Funzionario reintegrato in azienda dopo 4 anni. E con una maxi indennità. Una sentenza destinata a fare giurisprudenza quella della Corte di Cassazione nei confronti di un funzionario alle dipendenze della Agc di Roccasecca, soprattutto dopo la riforma Fornero a seguito della quale ottenere di essere reintegrati sul posto di lavoro dopo un licenziamento appare una chimera.

I fatti

Nel maggio del 2013 la Agc di Roccasecca inviava all'ingegner Di Placido - quadro di ottavo livello - una lettera per indicare il "motivato recesso aziendale".

In questa lettera l'azienda precisava di non poter muovere nei suoi confronti «comportamenti in violazione di "codici aziendali" o anche solo potenzialmente lesivi del vincolo fiduciario» ma di non poter sostenere in vita, in sostanza, il rapporto giuridico bilaterale per la mancanza di adeguamento alle correnti esigenze del settore. E indicando, poi, l'impossibilità di ricollocare la sua figura da funzionario, comunicava all'ingegnere il recesso «per giustificato motivo oggettivo». Con effetto immediato.

Un licenziamento, ovviamente, impugnato dal lavoratore attraverso l'avvocato Loredana Di Folco. Impugnato il licenziamento è iniziato un vero e proprio braccio di ferro finito nelle aule di giustizia con una sentenza d'appello che in parte accoglieva le richieste del lavoratore.

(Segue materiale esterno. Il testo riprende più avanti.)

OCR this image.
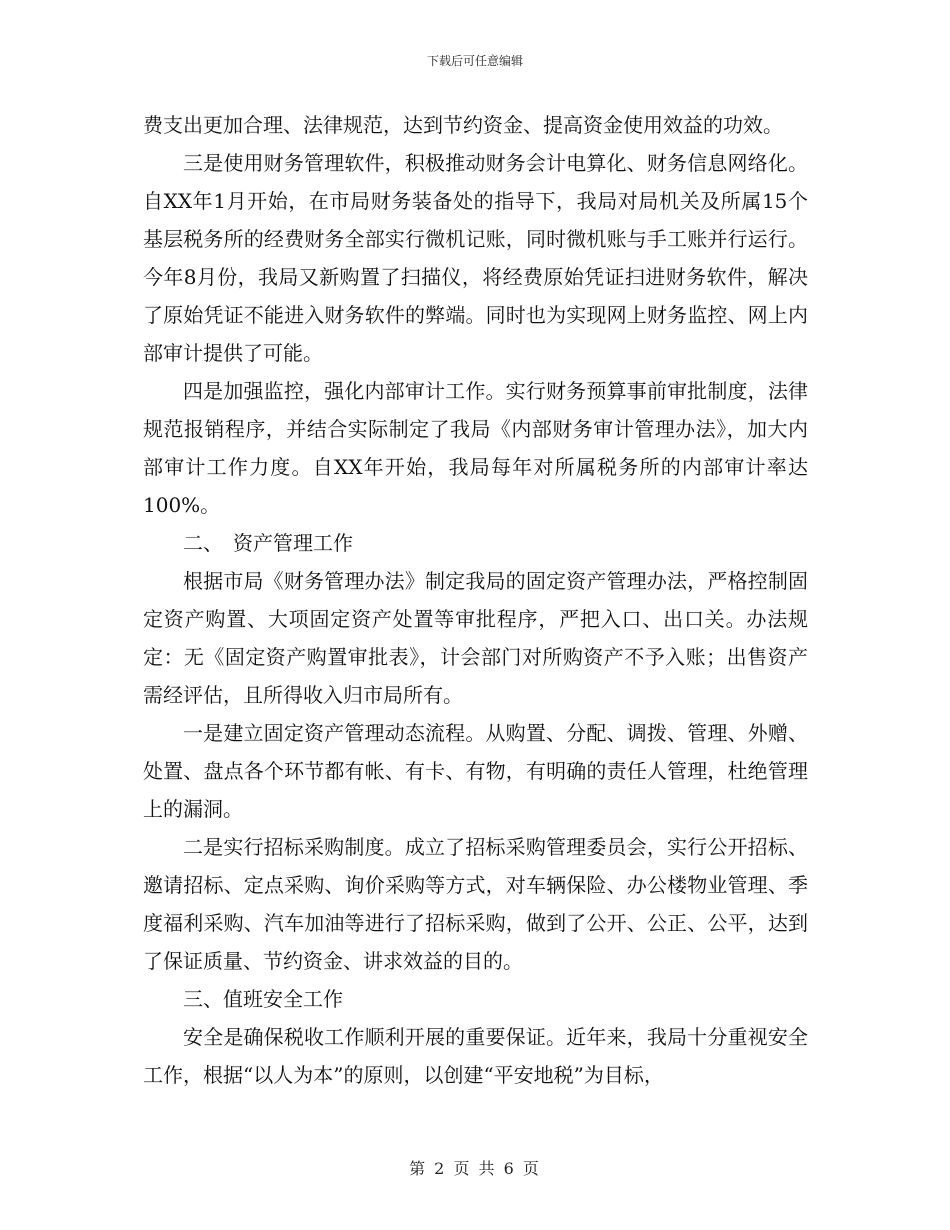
下载后可任意编辑

费支出更加合理、法律规范，达到节约资金、提高资金使用效益的功效。

三是使用财务管理软件，积极推动财务会计电算化、财务信息网络化。自XX年1月开始，在市局财务装备处的指导下，我局对局机关及所属15个基层税务所的经费财务全部实行微机记账，同时微机账与手工账并行运行。今年8月份，我局又新购置了扫描仪，将经费原始凭证扫进财务软件，解决了原始凭证不能进入财务软件的弊端。同时也为实现网上财务监控、网上内部审计提供了可能。

四是加强监控，强化内部审计工作。实行财务预算事前审批制度，法律规范报销程序，并结合实际制定了我局《内部财务审计管理办法》，加大内部审计工作力度。自XX年开始，我局每年对所属税务所的内部审计率达100%。

二、　资产管理工作

根据市局《财务管理办法》制定我局的固定资产管理办法，严格控制固定资产购置、大项固定资产处置等审批程序，严把入口、出口关。办法规定：无《固定资产购置审批表》，计会部门对所购资产不予入账；出售资产需经评估，且所得收入归市局所有。

一是建立固定资产管理动态流程。从购置、分配、调拨、管理、外赠、处置、盘点各个环节都有帐、有卡、有物，有明确的责任人管理，杜绝管理上的漏洞。

二是实行招标采购制度。成立了招标采购管理委员会，实行公开招标、邀请招标、定点采购、询价采购等方式，对车辆保险、办公楼物业管理、季度福利采购、汽车加油等进行了招标采购，做到了公开、公正、公平，达到了保证质量、节约资金、讲求效益的目的。

三、值班安全工作

安全是确保税收工作顺利开展的重要保证。近年来，我局十分重视安全工作，根据“以人为本”的原则，以创建“平安地税”为目标，

第 2 页 共 6 页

Poi, nei giorni scorsi, una sentenza della Corte di Cassazione che non solo ha disposto la reintegra del dipendente ma anche il pagamento di 12 mensilità che con gli interessi superano i 60.000 euro.

Fondamentale, oltre al riassorbimento del dipendente, un principio destinato a fare giurisprudenza: un'azienda non può effettuare (in fase di licenziamento) già una valutazione giuridica dei motivi che hanno portato all'azione nei confronti del lavoratore. Inoltre la Cassazione non ha ritenuto validi, oltre al metodo, anche i motivi addotti. Ed ha annullato il licenziamento, ritenendolo illegittimo.